Certains pays proposent également leurs propres solutions, par exemple la Côte d'Ivoire et le Ghana ont annoncé respectivement une contribution de 200 millions de dollars et de 100 millions de dollars pour améliorer leurs plans de préparation et de réponse. Entre autres interventions économiques au niveau des pays on peut citer la mise en place, par la Banque centrale du Kenya, de mesures d'urgence pour soulager les emprunteurs dont les remboursements sont arrivés à échéance, et la réduction des taux d'intérêt de la part de la Banque de réserve sud-africaine. Le COVID-19 nous concerne tous, c'est un fait indéniable. C'est pourquoi il est également essentiel de faire preuve de compassion et de soutenir nos concitoyens africains. Nous devons tous faire ce que nous pouvons.

C'est pourquoi, en tant qu'organisation stratégique de communication et de plaidoyer à but non lucratif basée au Sénégal, Speak Up Africa a décidé de lancer la campagne panafricaine "Restons Prudents"(Stay Safe Africa en anglais) une plateforme collective visant à aider des organisations à travers l'Afrique à sensibiliser le public aux mesures de santé préventives, à réduire la circulation de la mésinformation et à encourager les communautés et les individus à prendre les mesures appropriées pour arrêter la propagation du COVID-19 tout en garantissant l'accès aux services et les traitements contre les autres menaces sanitaires actuelles. En tant que menace immédiate pour l'ensemble de l'Afrique, il était essentiel que les efforts contre COVID-19 soient coordonnés, afin d'unir les organisations, d'éviter les retards dans la mise en œuvre de réponses efficaces, d'unifier les messages et, bien sûr, de protéger autant de vies que possible.

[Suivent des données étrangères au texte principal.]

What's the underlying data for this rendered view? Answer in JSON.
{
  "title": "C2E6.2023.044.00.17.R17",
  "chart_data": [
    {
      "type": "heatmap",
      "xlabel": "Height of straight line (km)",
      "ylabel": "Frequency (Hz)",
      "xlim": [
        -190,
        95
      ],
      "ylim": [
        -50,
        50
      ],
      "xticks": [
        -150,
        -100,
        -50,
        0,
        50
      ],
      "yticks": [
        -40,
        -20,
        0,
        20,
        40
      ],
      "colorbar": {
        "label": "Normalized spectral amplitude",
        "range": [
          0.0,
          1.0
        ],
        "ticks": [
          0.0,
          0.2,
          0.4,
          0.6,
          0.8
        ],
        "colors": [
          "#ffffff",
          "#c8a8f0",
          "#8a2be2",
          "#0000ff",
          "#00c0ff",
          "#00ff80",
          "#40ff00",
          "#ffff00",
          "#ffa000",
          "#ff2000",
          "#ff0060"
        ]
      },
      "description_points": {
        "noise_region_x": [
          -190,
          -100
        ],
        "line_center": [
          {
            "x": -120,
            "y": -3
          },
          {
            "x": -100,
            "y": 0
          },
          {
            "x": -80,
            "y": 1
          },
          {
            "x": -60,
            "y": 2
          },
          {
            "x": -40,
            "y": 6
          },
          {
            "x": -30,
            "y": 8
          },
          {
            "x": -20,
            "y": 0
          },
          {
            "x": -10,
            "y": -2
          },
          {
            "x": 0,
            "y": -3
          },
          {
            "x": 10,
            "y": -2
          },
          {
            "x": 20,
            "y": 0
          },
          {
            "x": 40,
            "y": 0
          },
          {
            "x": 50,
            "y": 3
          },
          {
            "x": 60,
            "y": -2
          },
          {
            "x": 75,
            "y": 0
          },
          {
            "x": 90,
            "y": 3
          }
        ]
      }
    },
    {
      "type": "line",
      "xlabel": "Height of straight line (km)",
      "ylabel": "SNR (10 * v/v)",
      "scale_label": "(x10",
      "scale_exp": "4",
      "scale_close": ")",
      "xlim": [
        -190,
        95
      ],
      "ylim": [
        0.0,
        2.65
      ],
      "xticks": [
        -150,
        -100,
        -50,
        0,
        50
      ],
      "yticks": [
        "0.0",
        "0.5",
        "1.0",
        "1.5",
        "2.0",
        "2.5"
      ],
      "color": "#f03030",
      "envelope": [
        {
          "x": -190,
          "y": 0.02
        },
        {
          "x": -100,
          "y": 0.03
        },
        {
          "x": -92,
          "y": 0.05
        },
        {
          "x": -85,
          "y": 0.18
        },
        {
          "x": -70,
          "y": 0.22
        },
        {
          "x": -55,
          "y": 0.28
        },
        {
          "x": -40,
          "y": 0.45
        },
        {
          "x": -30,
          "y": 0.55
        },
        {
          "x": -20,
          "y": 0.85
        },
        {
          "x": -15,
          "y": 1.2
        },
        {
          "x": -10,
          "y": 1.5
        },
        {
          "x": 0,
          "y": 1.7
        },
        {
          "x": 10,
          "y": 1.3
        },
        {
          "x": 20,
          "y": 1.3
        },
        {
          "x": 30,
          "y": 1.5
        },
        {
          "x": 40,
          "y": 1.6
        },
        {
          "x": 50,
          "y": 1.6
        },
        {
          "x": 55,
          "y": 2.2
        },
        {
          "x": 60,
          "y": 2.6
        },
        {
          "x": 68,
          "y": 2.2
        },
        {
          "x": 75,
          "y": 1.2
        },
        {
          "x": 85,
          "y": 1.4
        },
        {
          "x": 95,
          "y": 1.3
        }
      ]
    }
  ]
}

Nous devons tous être proactifs pour arrêter la propagation du COVID-19, car ce n'est que grâce à une approche cohésive et cohérente que l'Afrique pourra remédier à l'inégalité d'accès aux outils et aux services sur le continent, tout en protégeant nos citoyens des menaces existantes et émergentes. L'union fait la force, c'est pourquoi notre campagne Stay Safe Africa réunit des partenaires, des journalistes, des organisations de la société civile, des entreprises du secteur privé et des dirigeants nationaux et locaux pour œuvrer à la réalisation de notre objectif commun. Nous invitons tous les membres de la société à s'impliquer, car chacun d'entre nous peut jouer un rôle important dans le ralentissement de la propagation du COVID-19. Augmenter les investissements et la sensibilisation du public, parallèlement à la distanciation sociale, nous permettra de protéger nos nations contre cette nouvelle menace.